Choosing a Classifier Type

JABS supports three machine learning classifier types: Random Forest, CatBoost, and XGBoost. Each has different characteristics that may make it more suitable for your specific use case.

Random Forest (Default)

Random Forest is the default classifier and a good starting point for most users.

Pros:

✅ Fast training - Trains quickly, even on large datasets
✅ Well-established - Mature algorithm with extensive validation
✅ Good baseline performance - Reliable results across many behavior types
✅ Low memory footprint - Efficient with system resources

Cons:

⚠️ May plateau - Sometimes reaches a performance ceiling compared to gradient boosting methods
⚠️ Less flexible - Fewer tuning options than boosting methods
⚠️ Does not handle missing data - Random Forest does not natively handle missing (NaN) values, so JABS currently replaces all NaNs with 0 during training and classification. This might not be a good choice if your data has many missing values

Best for: Quick iterations, initial exploration, behaviors with simpler decision boundaries, or when training time is a priority.

CatBoost

CatBoost is a gradient boosting algorithm that can achieve excellent performance, particularly for complex behaviors.

Pros:

✅ High accuracy - Often achieves the best classification performance
✅ Handles missing data natively - No imputation needed for NaN values
✅ Robust to overfitting - Built-in regularization techniques
✅ No external dependencies - Installs cleanly without additional libraries

Cons:

⚠️ Slower training - Takes significantly longer to train than Random Forest
⚠️ Higher memory usage - May require more RAM during training
⚠️ Longer to classify - Prediction can be slower on very large datasets

Best for: Final production classifiers where accuracy is paramount, complex behaviors with subtle patterns, or when you have time for longer training sessions.

XGBoost

XGBoost is another gradient boosting algorithm known for winning machine learning competitions.

Pros:

✅ Excellent performance - Typically matches or exceeds Random Forest accuracy
✅ Handles missing data natively - Like CatBoost, works with NaN values
✅ Faster than CatBoost - Better training speed than CatBoost
✅ Widely used - Extensive community support and documentation

Cons:

⚠️ Dependency on libomp - On macOS, may require separate installation of OpenMP library
⚠️ Slower than Random Forest - Training takes longer than Random Forest
⚠️ May be unavailable - If libomp is not installed, XGBoost won't be available as a choice in JABS

Best for: When you need better accuracy than Random Forest but faster training than CatBoost, or when you're familiar with gradient boosting methods.

Quick Comparison

Feature	Random Forest	CatBoost	XGBoost
Training Speed	⚡⚡⚡ Fast	🐌 Slow	⚡⚡ Moderate
Accuracy	⭐⭐⭐ Good	⭐⭐⭐⭐⭐ Excellent	⭐⭐⭐⭐ Very Good
Missing Data Handling	Imputation to 0	Native support	Native support
Setup Complexity	✅ Simple	✅ Simple	⚠️ May need libomp
Best Use Case	Quick iterations	Production accuracy	Balanced performance

Recommendations

Getting Started: Start with Random Forest to quickly iterate and establish a baseline. It trains fast, allowing you to experiment with different labeling strategies and window sizes.

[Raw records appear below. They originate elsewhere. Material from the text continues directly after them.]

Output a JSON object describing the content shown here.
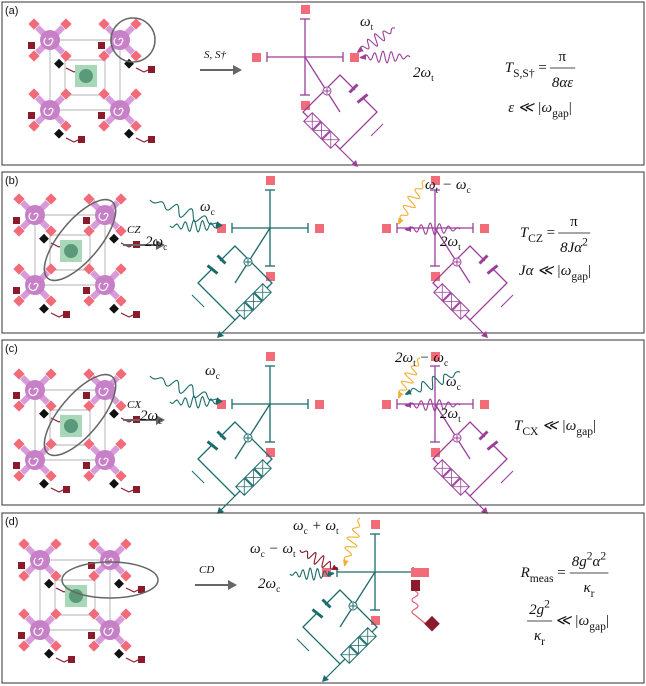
{
  "panels": [
    {
      "label": "(a)",
      "gate": "S, S†",
      "drives": [
        [
          "ω",
          {
            "sub": "t"
          }
        ],
        [
          "2ω",
          {
            "sub": "t"
          }
        ]
      ],
      "equations": [
        [
          "T",
          {
            "sub": "S,S†"
          },
          " = ",
          {
            "num": [
              "π"
            ],
            "den": [
              "8αε"
            ]
          }
        ],
        [
          "ε ≪ |ω",
          {
            "sub": "gap"
          },
          "|"
        ]
      ]
    },
    {
      "label": "(b)",
      "gate": "CZ",
      "drives": [
        [
          "ω",
          {
            "sub": "c"
          }
        ],
        [
          "2ω",
          {
            "sub": "c"
          }
        ],
        [
          "ω",
          {
            "sub": "t"
          },
          " − ω",
          {
            "sub": "c"
          }
        ],
        [
          "2ω",
          {
            "sub": "t"
          }
        ]
      ],
      "equations": [
        [
          "T",
          {
            "sub": "CZ"
          },
          " = ",
          {
            "num": [
              "π"
            ],
            "den": [
              "8Jα",
              {
                "sup": "2"
              }
            ]
          }
        ],
        [
          "Jα ≪ |ω",
          {
            "sub": "gap"
          },
          "|"
        ]
      ]
    },
    {
      "label": "(c)",
      "gate": "CX",
      "drives": [
        [
          "ω",
          {
            "sub": "c"
          }
        ],
        [
          "2ω",
          {
            "sub": "c"
          }
        ],
        [
          "2ω",
          {
            "sub": "t"
          },
          " − ω",
          {
            "sub": "c"
          }
        ],
        [
          "ω",
          {
            "sub": "c"
          }
        ],
        [
          "2ω",
          {
            "sub": "t"
          }
        ]
      ],
      "equations": [
        [
          "T",
          {
            "sub": "CX"
          },
          " ≪ |ω",
          {
            "sub": "gap"
          },
          "|"
        ]
      ]
    },
    {
      "label": "(d)",
      "gate": "CD",
      "drives": [
        [
          "ω",
          {
            "sub": "c"
          },
          " + ω",
          {
            "sub": "t"
          }
        ],
        [
          "ω",
          {
            "sub": "c"
          },
          " − ω",
          {
            "sub": "t"
          }
        ],
        [
          "2ω",
          {
            "sub": "c"
          }
        ]
      ],
      "equations": [
        [
          "R",
          {
            "sub": "meas"
          },
          " = ",
          {
            "num": [
              "8g",
              {
                "sup": "2"
              },
              "α",
              {
                "sup": "2"
              }
            ],
            "den": [
              "κ",
              {
                "sub": "r"
              }
            ]
          }
        ],
        [
          {
            "num": [
              "2g",
              {
                "sup": "2"
              }
            ],
            "den": [
              "κ",
              {
                "sub": "r"
              }
            ]
          },
          " ≪ |ω",
          {
            "sub": "gap"
          },
          "|"
        ]
      ]
    }
  ]
}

Optimizing Performance: Once you've refined your labels and parameters, try CatBoost for a potential accuracy boost. The longer training time is worthwhile for your final classifier.

Alternative: If CatBoost is too slow or you want something between Random Forest and CatBoost, try XGBoost (if available on your system).

Note: The actual performance difference between classifiers varies by behavior type and dataset. We recommend testing multiple classifiers on your specific data to find the best option for your use case.